My apologies for taking a break from the quadratic programming thread. I will be coming back to it. But for now I thought I would record a method for finding the true centroid of a planar polygon, given as a sequence of vertices that traverse the boundary in order. A quick and dirty approximation is to simply take the barycenter of the vertices. This is often good enough, and for convex polygons, is guaranteed to lie within the interior of the polygon, but consider the following example. Take any polygon and then split one of its vertices into two vertices connected by a very short edge. This new polygon should have approximately the same centroid, but the barycenter of its vertices changes quite a bit since the split vertex now exerts twice the pull on the centroid than it did before.
Luckily there is a very simple way to get the centroid, at least for planar polygons. I believe the formulas should generalize to higher dimensional embeddings of polygons, but have not given the matter sufficient thought. We start with Green's Theorem
$$\iint_R \frac{\partial M}{\partial x}-\frac{\partial L}{\partial y}\,dx\,dy = \oint_{\partial R} L\,dx+M\,dy$$
for integrating a 1-form on the boundary of a region.
As a warm-up, let $M=x$ and $L=0$. Then we discover that the area of the polygon is the integral
$$\oint_{\partial R} x\,dy$$ along its boundary.
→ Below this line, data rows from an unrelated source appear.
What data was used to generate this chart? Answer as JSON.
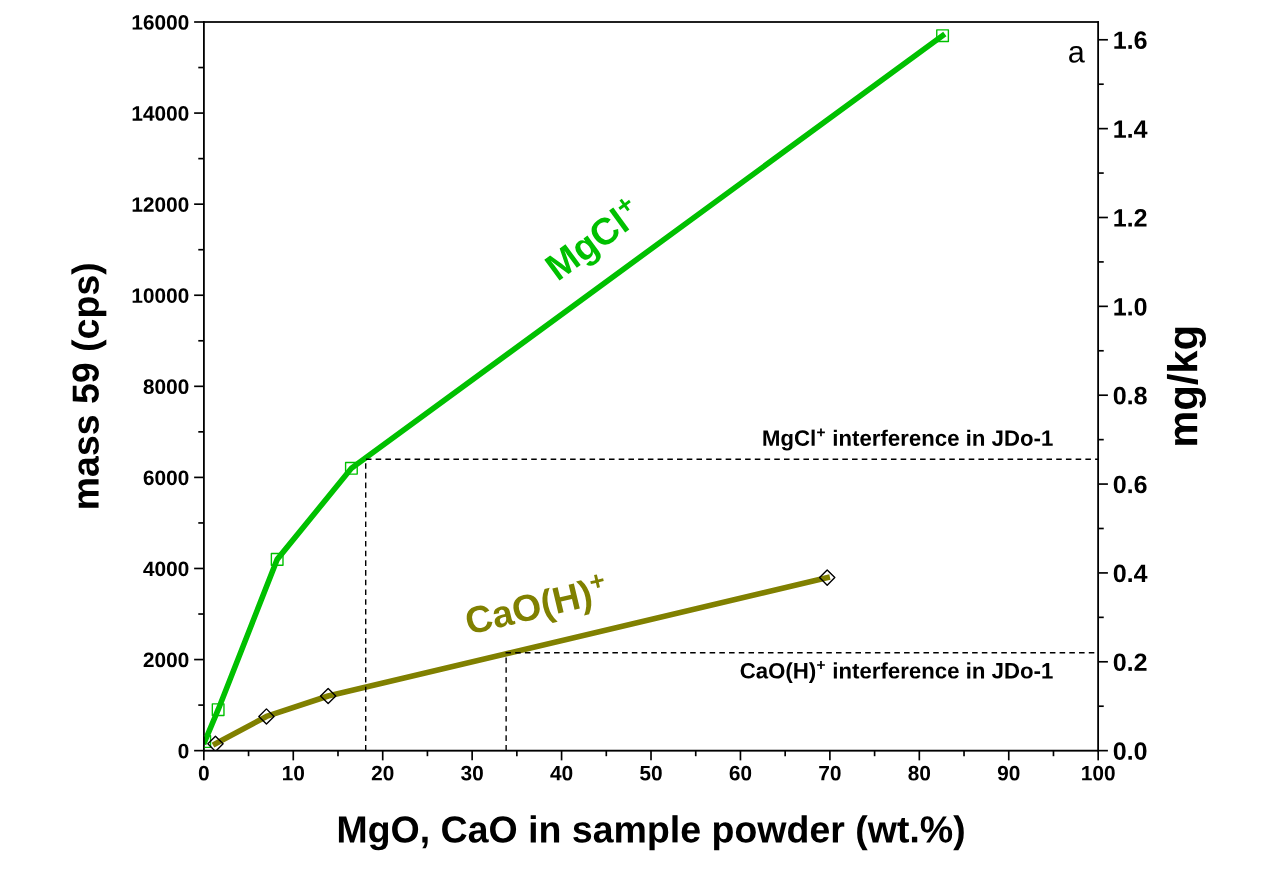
{
  "chart_data": {
    "type": "line",
    "xlabel": "MgO, CaO in sample powder (wt.%)",
    "ylabel": "mass 59 (cps)",
    "y2label": "mg/kg",
    "xlim": [
      0,
      100
    ],
    "xticks": [
      0,
      10,
      20,
      30,
      40,
      50,
      60,
      70,
      80,
      90,
      100
    ],
    "ylim": [
      0,
      16000
    ],
    "yticks": [
      0,
      2000,
      4000,
      6000,
      8000,
      10000,
      12000,
      14000,
      16000
    ],
    "y2lim": [
      0,
      1.64
    ],
    "y2ticks": [
      {
        "value": 0,
        "label": "0.0"
      },
      {
        "value": 0.2,
        "label": "0.2"
      },
      {
        "value": 0.4,
        "label": "0.4"
      },
      {
        "value": 0.6,
        "label": "0.6"
      },
      {
        "value": 0.8,
        "label": "0.8"
      },
      {
        "value": 1.0,
        "label": "1.0"
      },
      {
        "value": 1.2,
        "label": "1.2"
      },
      {
        "value": 1.4,
        "label": "1.4"
      },
      {
        "value": 1.6,
        "label": "1.6"
      }
    ],
    "grid": false,
    "series": [
      {
        "name": "MgCl$^{+}$",
        "color": "#00c000",
        "marker": "square",
        "x": [
          0.1,
          1.6,
          8.2,
          16.5,
          82.6
        ],
        "values": [
          200,
          900,
          4200,
          6200,
          15700
        ]
      },
      {
        "name": "CaO(H)$^{+}$",
        "color": "#808000",
        "marker": "diamond",
        "x": [
          1.3,
          7.0,
          13.9,
          69.7
        ],
        "values": [
          150,
          750,
          1200,
          3800
        ]
      },
      {
        "color": "#000000",
        "marker": "none",
        "line_style": "dashed",
        "x": [
          18.1,
          18.1,
          100
        ],
        "values": [
          0,
          6400,
          6400
        ]
      },
      {
        "color": "#000000",
        "marker": "none",
        "line_style": "dashed",
        "x": [
          33.8,
          33.8,
          100
        ],
        "values": [
          0,
          2150,
          2150
        ]
      }
    ],
    "annotations": [
      "a",
      {
        "text": "MgCl$^{+}$ interference in JDo-1",
        "x": 95,
        "y": 6400
      },
      {
        "text": "CaO(H)$^{+}$ interference in JDo-1",
        "x": 95,
        "y": 2150
      }
    ]
  }
}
This integral can be evaluated on each line segment comprising the boundary to get a simple combinatorial formula.
Let $p_0=\left(\begin{matrix} x_0\\y_0\end{matrix}\right)$ and $p_1=\left(\begin{matrix} x_1\\y_1\end{matrix}\right)$. Then the path connecting them is $(1-t)p_0+tp_1$ for $0\leq t \leq 1$.
Then $dy = (y_1-y_0)\,dt$ and $x= (1-t)x_0+tx_1$, so we get
$$\int_0^1 ((1-t)x_0+tx_1)(y_1-y_0)\,dt= \frac{1}{2}(x_1+x_0)(y_1-y_0).$$
This gives us a beautiful formula for area. If the polygon has $n$ points $p_1,\ldots,p_n$ we have
$$A=\frac{1}{2}\sum_{i=1}^n(x_i+x_{i+1})(y_{i+1}-y_i)$$
where the indices are read modulo $n$. $x_{n+1}=x_1, y_{n+1}=y_1$. As an exercise see if you can find two more similar formulas for area with different choices of $L$ and $M$ above. These types of formulas are the basis for mechanical planimeters which calculate area by tracing around the perimeter.
Returning to the centroid, we need to calculate the average position of both $x$ and $y$:
$$\overline{x} = \frac{1}{A}\iint_R x\,dx\,dy,\,\,\,\overline{y} = \frac{1}{A}\iint_R y\,dx\,dy$$
Tackling the $x$ coordinate, let $M=\frac{x^2}{2}$ and $L=0$. Then we have
$$\iint_R x\,dx = \sum_{i=1}^n\int_0^1 \frac{((1-t)x_i)^2+t x_{i+1}}{2}(y_{i+1}-y_i)\,dt$$
$$\iint_R x\,dx = \frac{1}{6}\sum_{i=1}^n (x_i^2+x_ix_{i+1}+x_{i+1}^2)(y_{i+1}-y_i)$$
In a similar way we can derive the formula
$$\iint_R y\,dy = \frac{1}{6}\sum_{i=1}^n (y_i^2+y_iy_{i+1}+y_{i+1}^2)(x_{i}-x_{i+1}).$$
It does not feel to me like these formulas are unique to planar embeddings of polygons, but the technique of proof, using Green's theorem, will not work for higher ambient dimensions.